4 Steps to Manage Panic Attacks as a Highly Sensitive Person

A highly sensitive person experiencing a panic attack

Panic attacks hit some people harder than others — and they can seem impossible to tame. Here’s how to down-regulate your nervous system and stop the panic response. 

Being at the dentist is enough to make anyone want to run screaming from the room, especially when you hear the word extraction. But when you are a highly sensitive person (HSP), or even moderately sensitive, the experience is even more magnified. Because, as sensitive souls, it usually doesn’t take much stimulation for our central nervous system to go from 0 to 100. 

I have been particularly aware of my high sensitivity since my teenage years. It was around that same time I started to experience panic attacks, and it was a very, very long time before I realized what they actually were. (I was well into my married life with children before I was able to manage them.) 
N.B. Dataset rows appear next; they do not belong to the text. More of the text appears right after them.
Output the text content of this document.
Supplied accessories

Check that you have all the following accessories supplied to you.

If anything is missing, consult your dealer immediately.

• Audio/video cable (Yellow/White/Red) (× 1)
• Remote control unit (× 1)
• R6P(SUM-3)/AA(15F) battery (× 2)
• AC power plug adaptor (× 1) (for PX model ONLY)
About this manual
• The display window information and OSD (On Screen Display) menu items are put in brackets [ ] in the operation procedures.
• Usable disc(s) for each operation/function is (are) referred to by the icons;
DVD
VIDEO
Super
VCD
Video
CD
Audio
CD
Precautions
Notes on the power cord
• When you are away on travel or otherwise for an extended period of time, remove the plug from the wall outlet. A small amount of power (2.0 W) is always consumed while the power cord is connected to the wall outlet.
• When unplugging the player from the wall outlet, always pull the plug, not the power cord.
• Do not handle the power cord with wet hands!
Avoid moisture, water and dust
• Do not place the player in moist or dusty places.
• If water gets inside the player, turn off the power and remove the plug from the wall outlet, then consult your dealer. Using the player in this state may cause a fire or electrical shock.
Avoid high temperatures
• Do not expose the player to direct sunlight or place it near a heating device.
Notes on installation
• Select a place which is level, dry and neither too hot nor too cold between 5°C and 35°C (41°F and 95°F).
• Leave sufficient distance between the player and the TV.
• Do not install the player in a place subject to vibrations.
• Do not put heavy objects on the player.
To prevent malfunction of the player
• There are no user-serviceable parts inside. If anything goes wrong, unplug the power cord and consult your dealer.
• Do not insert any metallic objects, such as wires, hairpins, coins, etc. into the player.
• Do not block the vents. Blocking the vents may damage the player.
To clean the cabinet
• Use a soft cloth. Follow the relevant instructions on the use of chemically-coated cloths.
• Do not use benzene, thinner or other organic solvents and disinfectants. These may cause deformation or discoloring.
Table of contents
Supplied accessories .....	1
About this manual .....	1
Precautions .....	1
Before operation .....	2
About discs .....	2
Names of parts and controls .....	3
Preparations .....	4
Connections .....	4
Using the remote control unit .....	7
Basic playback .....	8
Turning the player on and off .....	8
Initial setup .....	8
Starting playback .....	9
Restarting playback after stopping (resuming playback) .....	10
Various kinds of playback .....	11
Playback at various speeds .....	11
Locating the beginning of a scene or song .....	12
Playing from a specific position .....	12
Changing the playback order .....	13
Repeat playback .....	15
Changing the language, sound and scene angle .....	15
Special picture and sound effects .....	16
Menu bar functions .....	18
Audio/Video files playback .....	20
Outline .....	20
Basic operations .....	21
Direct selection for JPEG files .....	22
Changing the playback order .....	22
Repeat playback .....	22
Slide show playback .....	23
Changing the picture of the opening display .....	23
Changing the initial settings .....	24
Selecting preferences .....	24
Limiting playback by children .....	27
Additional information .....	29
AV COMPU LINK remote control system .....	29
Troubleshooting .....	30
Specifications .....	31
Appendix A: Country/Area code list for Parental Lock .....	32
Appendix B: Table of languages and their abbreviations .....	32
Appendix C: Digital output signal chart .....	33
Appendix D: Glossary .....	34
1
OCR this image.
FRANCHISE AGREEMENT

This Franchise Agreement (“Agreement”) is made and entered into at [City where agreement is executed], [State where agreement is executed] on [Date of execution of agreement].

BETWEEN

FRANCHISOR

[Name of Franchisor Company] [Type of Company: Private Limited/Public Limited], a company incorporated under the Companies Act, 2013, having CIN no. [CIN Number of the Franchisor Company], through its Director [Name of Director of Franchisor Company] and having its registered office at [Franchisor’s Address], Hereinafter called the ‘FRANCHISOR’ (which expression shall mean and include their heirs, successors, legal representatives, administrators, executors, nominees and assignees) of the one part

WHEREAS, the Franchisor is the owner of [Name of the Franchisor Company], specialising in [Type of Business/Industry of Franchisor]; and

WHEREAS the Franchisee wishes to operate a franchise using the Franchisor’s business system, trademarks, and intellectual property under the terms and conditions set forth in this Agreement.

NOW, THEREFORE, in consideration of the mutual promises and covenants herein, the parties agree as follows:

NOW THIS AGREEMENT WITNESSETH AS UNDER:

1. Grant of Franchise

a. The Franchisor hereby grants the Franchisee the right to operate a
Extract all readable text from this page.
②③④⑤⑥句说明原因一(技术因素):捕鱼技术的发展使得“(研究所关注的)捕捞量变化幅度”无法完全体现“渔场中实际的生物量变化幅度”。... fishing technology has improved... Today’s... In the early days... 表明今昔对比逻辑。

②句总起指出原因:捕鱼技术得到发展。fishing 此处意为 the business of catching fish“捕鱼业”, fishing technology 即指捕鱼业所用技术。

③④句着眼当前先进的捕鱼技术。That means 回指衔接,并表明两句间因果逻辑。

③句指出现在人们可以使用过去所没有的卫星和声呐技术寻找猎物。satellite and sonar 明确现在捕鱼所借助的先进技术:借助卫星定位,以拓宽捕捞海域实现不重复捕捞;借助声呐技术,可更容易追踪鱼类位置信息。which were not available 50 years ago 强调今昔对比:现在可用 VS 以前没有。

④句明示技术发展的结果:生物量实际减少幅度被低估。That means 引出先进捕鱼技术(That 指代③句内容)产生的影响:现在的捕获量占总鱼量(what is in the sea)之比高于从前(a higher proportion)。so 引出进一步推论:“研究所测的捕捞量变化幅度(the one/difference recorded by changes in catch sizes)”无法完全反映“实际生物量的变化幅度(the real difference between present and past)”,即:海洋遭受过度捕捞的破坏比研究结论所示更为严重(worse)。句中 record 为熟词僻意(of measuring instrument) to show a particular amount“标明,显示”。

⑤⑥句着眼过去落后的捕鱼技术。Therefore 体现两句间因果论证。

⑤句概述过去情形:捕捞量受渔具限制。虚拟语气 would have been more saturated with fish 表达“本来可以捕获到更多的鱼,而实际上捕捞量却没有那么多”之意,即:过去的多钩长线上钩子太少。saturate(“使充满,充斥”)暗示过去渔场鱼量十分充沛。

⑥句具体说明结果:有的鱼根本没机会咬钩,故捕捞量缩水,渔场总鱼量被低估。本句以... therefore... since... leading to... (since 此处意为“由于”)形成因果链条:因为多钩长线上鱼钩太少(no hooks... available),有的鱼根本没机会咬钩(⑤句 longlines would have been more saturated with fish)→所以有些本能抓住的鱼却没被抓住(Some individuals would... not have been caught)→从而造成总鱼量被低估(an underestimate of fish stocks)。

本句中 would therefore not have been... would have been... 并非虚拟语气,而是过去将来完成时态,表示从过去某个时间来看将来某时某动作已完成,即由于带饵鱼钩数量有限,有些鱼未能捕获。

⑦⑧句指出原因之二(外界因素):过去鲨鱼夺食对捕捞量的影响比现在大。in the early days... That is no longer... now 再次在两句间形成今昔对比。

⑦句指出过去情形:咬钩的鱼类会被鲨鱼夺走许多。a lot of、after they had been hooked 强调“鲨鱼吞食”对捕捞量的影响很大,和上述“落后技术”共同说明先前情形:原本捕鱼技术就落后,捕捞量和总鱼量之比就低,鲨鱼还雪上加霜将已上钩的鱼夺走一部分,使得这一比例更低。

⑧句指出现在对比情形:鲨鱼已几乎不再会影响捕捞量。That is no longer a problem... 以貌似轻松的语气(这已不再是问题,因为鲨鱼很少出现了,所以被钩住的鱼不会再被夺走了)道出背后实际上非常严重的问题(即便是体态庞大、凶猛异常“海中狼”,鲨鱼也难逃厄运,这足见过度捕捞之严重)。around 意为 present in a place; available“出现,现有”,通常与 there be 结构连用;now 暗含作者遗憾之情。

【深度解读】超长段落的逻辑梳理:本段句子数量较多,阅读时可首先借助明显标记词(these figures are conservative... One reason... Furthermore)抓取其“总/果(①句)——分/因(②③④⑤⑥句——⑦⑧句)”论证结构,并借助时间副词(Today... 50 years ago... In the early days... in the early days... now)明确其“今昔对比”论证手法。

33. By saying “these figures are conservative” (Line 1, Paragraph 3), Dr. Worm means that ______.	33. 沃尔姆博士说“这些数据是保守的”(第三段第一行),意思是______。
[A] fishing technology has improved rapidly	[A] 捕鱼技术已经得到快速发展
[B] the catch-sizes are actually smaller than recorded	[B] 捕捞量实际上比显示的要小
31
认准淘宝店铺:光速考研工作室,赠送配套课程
According to the Mayo Clinic, panic attacks are characterized by suddenly being overcome with an intense fear. They feel real since many physical reactions occur, from sweaty palms to a rapid heartbeat to chest pain. But, in actuality, you are not in danger — but the anxiety and fear trick you into thinking you are.

A few weeks ago, when I took my youngest daughter to the dentist, I was surprised when panic decided to rear its ugly head after many years of laying dormant. It amazed me just how quickly I felt that familiar need to run like hell. 

So I decided to use my experience as an opportunity to document each step I took to calm the beast. And calm it I did. So although these steps may not seem long, they have a very long history behind them. I have tried many and varied things to control “it,” the panic. For those who experience panic attacks, sensitive or not, it’s not easy. “It” controls us and we never know when “it” will come. 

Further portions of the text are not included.